PITTSBURGH (KDKA) — The victims of violent crime say they often feel re-victimized when the criminal justice system lets them down, but a new bill is aiming to level the field.
“They’re the injured people coming into a system that should protect and serve them, and when it fails them that violation feels sometimes just as worse as the actual crime itself,” said Jennifer Storm, a Pennsylvania victim’s advocate.
It’s called Marsy’s Law, named after a California college student who was stalked and killed by her ex-boyfriend. A week after her death, the family walked into a grocery store and were confronted by the accused murderer, unaware he’d been released on bond.
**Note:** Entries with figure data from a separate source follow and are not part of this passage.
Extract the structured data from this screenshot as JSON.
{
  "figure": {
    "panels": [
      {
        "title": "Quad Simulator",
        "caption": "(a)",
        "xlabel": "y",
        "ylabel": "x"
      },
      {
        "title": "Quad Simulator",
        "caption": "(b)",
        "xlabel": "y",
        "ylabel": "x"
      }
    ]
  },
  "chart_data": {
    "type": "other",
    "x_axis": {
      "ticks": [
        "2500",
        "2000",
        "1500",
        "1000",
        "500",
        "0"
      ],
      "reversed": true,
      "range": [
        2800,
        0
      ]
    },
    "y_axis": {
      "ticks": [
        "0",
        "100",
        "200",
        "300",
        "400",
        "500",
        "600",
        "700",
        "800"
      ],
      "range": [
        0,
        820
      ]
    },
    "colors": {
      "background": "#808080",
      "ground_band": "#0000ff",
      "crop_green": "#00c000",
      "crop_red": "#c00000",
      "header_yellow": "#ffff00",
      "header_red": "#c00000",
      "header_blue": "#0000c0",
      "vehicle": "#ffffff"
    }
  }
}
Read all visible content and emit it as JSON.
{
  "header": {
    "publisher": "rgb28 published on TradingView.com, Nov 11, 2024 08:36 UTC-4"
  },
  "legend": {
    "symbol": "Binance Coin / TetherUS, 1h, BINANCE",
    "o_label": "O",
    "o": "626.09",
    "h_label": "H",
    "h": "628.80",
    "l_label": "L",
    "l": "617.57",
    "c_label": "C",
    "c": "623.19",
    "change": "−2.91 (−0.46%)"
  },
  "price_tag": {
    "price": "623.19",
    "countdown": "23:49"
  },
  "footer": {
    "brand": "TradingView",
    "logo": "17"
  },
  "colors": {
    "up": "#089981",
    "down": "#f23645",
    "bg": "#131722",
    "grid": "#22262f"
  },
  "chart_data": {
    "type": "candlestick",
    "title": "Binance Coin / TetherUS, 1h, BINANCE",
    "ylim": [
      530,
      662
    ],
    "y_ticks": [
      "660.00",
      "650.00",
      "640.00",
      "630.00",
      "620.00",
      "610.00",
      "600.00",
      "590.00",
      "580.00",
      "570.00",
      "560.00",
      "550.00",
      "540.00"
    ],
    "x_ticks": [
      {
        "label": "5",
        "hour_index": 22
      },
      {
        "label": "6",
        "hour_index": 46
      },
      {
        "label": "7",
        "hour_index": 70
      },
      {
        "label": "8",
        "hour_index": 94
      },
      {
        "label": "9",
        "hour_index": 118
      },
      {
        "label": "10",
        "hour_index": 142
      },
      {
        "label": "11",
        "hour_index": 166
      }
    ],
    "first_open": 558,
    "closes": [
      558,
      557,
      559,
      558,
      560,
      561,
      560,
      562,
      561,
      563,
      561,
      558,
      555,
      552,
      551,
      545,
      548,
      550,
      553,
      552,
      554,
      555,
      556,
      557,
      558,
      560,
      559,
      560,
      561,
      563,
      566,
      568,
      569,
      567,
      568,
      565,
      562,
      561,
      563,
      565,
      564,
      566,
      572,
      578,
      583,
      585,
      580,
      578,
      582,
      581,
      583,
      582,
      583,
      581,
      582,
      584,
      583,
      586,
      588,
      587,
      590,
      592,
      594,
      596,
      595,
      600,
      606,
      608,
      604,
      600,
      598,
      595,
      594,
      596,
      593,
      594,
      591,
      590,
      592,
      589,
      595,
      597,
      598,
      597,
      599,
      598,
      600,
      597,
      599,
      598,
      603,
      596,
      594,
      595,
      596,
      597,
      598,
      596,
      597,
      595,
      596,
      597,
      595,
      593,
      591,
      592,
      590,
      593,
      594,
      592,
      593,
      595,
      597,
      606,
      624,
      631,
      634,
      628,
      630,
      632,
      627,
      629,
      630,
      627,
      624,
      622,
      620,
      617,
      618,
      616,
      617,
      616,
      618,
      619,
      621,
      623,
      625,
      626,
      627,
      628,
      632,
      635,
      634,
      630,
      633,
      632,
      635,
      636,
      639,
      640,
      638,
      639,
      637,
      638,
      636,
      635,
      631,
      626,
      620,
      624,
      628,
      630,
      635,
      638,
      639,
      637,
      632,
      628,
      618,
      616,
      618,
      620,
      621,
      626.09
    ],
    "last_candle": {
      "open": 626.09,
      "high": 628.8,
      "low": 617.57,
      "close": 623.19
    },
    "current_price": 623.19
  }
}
“It wasn’t that victim’s choice to be victimized in the first place. So they shouldn’t be re-victimize over and over in the criminal justice system. We need to start taking their needs and their situation into account,” said state Sen. Guy Reschenthaler.
Sen. Reschenthaler, who is sponsoring the bill, says if it passes in two consecutive legislative sessions, it will be placed on the ballot as a referendum in 2019 to amend the state Constitution.
The law would then require that the family of victims:
- Receive notification of proceedings in their criminal cases
- Be present at court proceedings
- Be heard at plea and sentencing proceedings
The nation learned how powerful that testimony can be at sentencing of ex-USA gymnastics Dr. Larry Nassar, with the painful recounting of his alleged victims.
The bill also has the support of Kristi Lane Scott, who, as KDKA told you last week, was a child when she and her sister witnessed the murder of their mother and grandmother by her estranged father. She wasn’t called to testify at his sentencing.
“Kristi is the epitome of why we need Marsy’s Law here in Pennsylvania,” said Storm.